Gently, they lifted the body out of the coffin, Daniel taking her head, Miriam her feet, and laid her down on the table.
‘Now that you are behaving like a detective, forget the woman she was; the spirit has gone. Where to is a matter of belief. Cling on to whatever seems to you good.’
‘Her hair . . .’ he began. ‘Her eyes and . . . what happened? She looks so – small!’
‘That’s what we’re going to find out,’ she answered gently. ‘You are going to write down everything I can deduce, without touching her. Pick up the pad there, and the pencil, ready to begin. It doesn’t have to be neat, only legible.’
Just as well, Daniel thought silently. He would have trouble holding the pen steady.
Miriam told him the height she measured, with a note that she was not lying straight, so she was probably taller alive.
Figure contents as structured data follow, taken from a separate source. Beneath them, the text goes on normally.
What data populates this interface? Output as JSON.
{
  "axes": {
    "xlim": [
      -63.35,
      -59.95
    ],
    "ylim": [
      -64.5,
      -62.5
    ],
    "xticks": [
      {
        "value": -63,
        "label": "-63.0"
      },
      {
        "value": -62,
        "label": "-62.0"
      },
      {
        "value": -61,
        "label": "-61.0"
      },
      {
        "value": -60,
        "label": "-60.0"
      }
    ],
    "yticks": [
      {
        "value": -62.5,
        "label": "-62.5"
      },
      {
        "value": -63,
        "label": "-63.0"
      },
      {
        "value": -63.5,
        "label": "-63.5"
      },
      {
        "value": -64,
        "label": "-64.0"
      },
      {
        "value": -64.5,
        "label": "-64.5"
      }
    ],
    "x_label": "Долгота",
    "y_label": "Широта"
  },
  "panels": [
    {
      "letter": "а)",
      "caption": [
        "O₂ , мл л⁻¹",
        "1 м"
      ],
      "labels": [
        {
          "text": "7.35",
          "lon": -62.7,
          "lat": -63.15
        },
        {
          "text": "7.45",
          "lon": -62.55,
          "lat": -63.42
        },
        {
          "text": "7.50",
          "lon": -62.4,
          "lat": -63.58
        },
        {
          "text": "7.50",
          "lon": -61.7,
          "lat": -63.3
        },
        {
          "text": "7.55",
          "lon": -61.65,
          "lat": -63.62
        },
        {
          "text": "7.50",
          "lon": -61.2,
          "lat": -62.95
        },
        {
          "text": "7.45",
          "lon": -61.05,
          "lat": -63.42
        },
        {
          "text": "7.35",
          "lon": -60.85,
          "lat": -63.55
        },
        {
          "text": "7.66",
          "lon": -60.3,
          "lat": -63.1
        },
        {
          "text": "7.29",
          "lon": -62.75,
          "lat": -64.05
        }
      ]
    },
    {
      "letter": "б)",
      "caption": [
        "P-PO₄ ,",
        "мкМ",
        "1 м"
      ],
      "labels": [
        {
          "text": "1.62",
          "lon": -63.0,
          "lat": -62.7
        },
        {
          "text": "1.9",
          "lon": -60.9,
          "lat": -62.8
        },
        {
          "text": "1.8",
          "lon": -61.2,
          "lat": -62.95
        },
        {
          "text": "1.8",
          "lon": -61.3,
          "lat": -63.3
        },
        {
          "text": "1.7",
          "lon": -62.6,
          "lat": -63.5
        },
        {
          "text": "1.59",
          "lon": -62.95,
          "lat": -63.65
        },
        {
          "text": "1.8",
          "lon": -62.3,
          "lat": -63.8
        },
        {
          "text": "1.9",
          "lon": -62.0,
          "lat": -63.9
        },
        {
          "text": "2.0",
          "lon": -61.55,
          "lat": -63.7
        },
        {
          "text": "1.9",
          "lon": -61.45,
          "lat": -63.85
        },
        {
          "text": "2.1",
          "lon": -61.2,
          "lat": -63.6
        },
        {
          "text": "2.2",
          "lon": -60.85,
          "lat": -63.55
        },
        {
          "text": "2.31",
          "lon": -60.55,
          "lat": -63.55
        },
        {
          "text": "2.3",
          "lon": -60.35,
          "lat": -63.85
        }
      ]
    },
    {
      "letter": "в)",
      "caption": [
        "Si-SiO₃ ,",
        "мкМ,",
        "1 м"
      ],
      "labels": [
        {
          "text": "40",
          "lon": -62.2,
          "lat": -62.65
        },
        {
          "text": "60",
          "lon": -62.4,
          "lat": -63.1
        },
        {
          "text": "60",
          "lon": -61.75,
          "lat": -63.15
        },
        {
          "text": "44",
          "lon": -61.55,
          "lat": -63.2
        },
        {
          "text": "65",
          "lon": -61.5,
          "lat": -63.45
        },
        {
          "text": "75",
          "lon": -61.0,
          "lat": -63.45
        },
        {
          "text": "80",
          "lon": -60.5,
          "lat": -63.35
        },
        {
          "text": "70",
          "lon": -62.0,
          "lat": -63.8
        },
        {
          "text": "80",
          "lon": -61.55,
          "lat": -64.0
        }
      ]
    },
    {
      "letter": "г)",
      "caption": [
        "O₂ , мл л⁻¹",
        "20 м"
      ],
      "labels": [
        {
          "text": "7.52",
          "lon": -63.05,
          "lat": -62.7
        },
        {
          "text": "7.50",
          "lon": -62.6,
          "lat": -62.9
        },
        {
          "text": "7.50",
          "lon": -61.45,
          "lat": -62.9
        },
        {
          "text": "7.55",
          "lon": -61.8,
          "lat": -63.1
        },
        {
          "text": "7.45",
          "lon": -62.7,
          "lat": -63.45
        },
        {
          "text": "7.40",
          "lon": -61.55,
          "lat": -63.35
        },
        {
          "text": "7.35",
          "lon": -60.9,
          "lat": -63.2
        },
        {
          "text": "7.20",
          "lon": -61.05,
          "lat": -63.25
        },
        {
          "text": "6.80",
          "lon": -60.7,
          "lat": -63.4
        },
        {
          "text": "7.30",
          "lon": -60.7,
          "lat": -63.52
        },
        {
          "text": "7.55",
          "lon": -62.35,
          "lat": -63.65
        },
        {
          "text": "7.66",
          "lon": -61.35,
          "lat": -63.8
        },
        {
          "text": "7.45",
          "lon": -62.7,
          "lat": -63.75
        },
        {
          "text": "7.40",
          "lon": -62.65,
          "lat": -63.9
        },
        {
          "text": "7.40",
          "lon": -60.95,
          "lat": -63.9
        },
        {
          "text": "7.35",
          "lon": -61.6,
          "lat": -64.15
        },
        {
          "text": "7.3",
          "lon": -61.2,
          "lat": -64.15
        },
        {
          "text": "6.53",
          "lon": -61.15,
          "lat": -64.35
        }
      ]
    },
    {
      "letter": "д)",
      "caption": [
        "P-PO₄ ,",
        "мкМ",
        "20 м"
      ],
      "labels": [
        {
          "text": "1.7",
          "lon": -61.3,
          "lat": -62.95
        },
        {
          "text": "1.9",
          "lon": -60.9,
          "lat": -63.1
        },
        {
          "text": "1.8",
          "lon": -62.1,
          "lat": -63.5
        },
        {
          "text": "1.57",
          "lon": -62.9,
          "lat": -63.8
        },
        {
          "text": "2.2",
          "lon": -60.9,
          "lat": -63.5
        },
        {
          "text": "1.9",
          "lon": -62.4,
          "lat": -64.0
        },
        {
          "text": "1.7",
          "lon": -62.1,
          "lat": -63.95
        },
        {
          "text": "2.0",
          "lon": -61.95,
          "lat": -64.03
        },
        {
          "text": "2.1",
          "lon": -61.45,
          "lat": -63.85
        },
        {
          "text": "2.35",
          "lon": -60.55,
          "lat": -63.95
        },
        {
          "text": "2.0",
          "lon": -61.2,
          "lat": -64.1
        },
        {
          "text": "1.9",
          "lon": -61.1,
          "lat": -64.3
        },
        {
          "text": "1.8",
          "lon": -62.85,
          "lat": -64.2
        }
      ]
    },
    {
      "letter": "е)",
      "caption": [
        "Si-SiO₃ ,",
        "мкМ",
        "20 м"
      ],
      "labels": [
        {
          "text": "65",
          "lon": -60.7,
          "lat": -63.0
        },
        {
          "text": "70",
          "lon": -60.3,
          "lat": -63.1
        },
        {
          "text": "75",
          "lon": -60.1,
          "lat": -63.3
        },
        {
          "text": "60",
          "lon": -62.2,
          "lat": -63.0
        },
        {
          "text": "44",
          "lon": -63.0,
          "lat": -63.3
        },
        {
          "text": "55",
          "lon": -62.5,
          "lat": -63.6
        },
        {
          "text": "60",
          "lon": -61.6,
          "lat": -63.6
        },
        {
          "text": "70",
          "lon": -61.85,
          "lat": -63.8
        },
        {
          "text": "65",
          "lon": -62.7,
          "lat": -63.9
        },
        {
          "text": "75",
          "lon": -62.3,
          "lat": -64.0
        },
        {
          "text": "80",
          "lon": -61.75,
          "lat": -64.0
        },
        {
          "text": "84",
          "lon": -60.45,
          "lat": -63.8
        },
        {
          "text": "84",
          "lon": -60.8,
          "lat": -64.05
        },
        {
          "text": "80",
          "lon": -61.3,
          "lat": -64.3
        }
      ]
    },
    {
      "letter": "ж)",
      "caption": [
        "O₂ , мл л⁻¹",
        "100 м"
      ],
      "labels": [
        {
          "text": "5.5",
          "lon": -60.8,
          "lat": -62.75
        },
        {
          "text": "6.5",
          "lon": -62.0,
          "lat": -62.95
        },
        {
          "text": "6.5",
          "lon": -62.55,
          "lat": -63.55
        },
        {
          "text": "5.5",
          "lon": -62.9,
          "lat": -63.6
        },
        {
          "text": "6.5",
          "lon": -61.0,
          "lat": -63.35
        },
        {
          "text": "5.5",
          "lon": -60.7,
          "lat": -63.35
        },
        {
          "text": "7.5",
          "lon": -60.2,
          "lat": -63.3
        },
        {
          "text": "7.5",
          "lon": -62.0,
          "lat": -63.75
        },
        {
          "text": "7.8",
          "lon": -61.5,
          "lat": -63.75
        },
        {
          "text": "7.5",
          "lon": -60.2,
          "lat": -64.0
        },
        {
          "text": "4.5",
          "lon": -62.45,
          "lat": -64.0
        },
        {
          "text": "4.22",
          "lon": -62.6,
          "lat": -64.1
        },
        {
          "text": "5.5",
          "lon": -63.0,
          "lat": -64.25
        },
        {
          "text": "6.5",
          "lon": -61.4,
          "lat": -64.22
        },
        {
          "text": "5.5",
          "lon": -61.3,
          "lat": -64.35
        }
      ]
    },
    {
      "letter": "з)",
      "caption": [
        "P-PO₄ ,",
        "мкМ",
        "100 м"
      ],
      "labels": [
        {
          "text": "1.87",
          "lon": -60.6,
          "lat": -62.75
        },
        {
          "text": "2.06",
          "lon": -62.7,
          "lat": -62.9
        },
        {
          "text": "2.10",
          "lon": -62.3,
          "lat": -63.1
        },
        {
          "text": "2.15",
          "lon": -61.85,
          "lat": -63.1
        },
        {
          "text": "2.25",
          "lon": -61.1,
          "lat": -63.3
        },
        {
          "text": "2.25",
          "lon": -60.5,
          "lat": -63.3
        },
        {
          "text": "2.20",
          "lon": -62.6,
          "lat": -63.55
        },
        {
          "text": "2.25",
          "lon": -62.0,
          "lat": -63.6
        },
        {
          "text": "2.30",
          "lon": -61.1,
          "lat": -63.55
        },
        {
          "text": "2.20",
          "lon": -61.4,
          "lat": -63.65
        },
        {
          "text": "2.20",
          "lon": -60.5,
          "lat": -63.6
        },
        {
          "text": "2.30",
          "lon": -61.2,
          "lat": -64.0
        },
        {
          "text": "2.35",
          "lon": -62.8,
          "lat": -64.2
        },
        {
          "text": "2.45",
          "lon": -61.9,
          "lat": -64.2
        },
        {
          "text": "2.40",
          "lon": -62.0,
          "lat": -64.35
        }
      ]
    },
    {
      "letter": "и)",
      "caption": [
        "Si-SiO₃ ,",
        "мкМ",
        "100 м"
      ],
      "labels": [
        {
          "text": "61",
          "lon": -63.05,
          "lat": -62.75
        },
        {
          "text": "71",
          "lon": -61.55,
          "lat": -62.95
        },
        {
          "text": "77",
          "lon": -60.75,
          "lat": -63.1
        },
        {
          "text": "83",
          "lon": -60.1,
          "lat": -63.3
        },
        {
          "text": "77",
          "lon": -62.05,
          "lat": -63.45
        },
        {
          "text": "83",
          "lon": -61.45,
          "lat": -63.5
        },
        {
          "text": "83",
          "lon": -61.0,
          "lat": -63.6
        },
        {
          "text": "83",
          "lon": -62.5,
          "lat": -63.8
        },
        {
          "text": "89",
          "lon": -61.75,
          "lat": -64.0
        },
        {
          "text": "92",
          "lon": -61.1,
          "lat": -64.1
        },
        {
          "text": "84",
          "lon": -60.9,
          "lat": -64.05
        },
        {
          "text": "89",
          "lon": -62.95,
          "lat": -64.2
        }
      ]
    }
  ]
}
Then she described her clothes, her boots. She touched one of them lightly. ‘It looks . . . too small. It isn’t on properly. I wonder why. Very fashionable. Expensive. A pair of boots like these would cost several guineas.’
‘Could she have worn a smaller size out of vanity?’ Daniel asked.
‘Don’t look very beautiful if your face is creased up in pain.’ She gave a little gesture of pity. ‘It’s not much too small. I wonder if the leather tightened? Or the foot swelled? I’ll have to think more of that when I see her feet, and look at the burns.’
She worked upwards on the body for a few moments in silence. ‘Dress is too short,’ she observed. ‘Not much. But she didn’t seem from her wardrobe to be the sort of woman that skimped on her appearance. And she certainly wouldn’t have had hand-me-downs.’
For a little while, she said nothing more, and Daniel had time to look at the body on the table. The frizzled and burned hair made it easy to see where the blow to the side of the skull had been. It was also easy to see the flesh of the neck, which was burned to the bone in some places. In other areas, he could see the flesh coming away from the bone, burned deeply.